Mike Nathan, a veteran of New York City office REITs, has been hired in the firm's Midtown Manhattan office and will handle the firm's office investment platform, including direct equity and credit investments. Nathan joins from TKF Real Estate Investment, where he served as partner and managing principal.

He was previously at Paramount Group for four years, per his LinkedIn page, and spent nine years at SL Green working in acquisitions, structured finance and asset management.

“Mike’s diverse experience and deep knowledge in the office sector will allow us to expand and develop high-quality office investment strategies and scale our existing capabilities to meet investors’ needs in 2023 and beyond,” HGI President Richard Litton said in a statement. “He is a strong addition to our leadership group.”

Nathan said he is “thrilled” to be joining the company and is looking forward to finding new opportunities across the investment platform.
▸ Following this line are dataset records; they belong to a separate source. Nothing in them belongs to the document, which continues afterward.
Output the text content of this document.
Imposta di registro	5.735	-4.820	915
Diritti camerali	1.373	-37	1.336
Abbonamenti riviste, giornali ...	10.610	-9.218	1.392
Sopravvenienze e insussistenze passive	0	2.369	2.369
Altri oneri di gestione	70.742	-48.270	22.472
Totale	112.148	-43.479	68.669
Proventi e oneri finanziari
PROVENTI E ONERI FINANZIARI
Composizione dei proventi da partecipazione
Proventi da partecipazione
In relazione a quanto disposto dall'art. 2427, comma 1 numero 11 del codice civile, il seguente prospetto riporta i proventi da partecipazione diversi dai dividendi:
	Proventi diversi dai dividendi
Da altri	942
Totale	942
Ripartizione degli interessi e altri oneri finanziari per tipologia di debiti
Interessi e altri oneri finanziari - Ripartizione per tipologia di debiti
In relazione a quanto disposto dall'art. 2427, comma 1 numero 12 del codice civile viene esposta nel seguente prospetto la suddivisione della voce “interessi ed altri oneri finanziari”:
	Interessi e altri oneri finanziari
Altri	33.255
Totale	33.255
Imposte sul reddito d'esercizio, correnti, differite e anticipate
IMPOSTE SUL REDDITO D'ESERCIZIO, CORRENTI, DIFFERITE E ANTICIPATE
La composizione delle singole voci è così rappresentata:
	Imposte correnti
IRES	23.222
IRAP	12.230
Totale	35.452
HGI owns 57,000 residential apartments in the United States and some 5M SF of commercial real estate space across the U.S. and United Kingdom, the company said. It made one of the biggest office buys in the city in the last year, paying $760M for 51 West 52nd St., known as Black Rock. The seller, ViacomCBS, had owned the property for 50 years, and had previously been seeking more than $1B for the property before pulling it from the market, per The Real Deal.

In October, Harbor also provided a $90M senior mezzanine loan for Extell Development’s medical office tower at 1520 First Ave. Last month, it paid an undisclosed price to TruAmerica Multifamily for a 464-unit apartment complex in Koreatown in Los Angeles. In the summer, it bought three multifamily complexes in Long Beach, California, paying 180M for 348 units.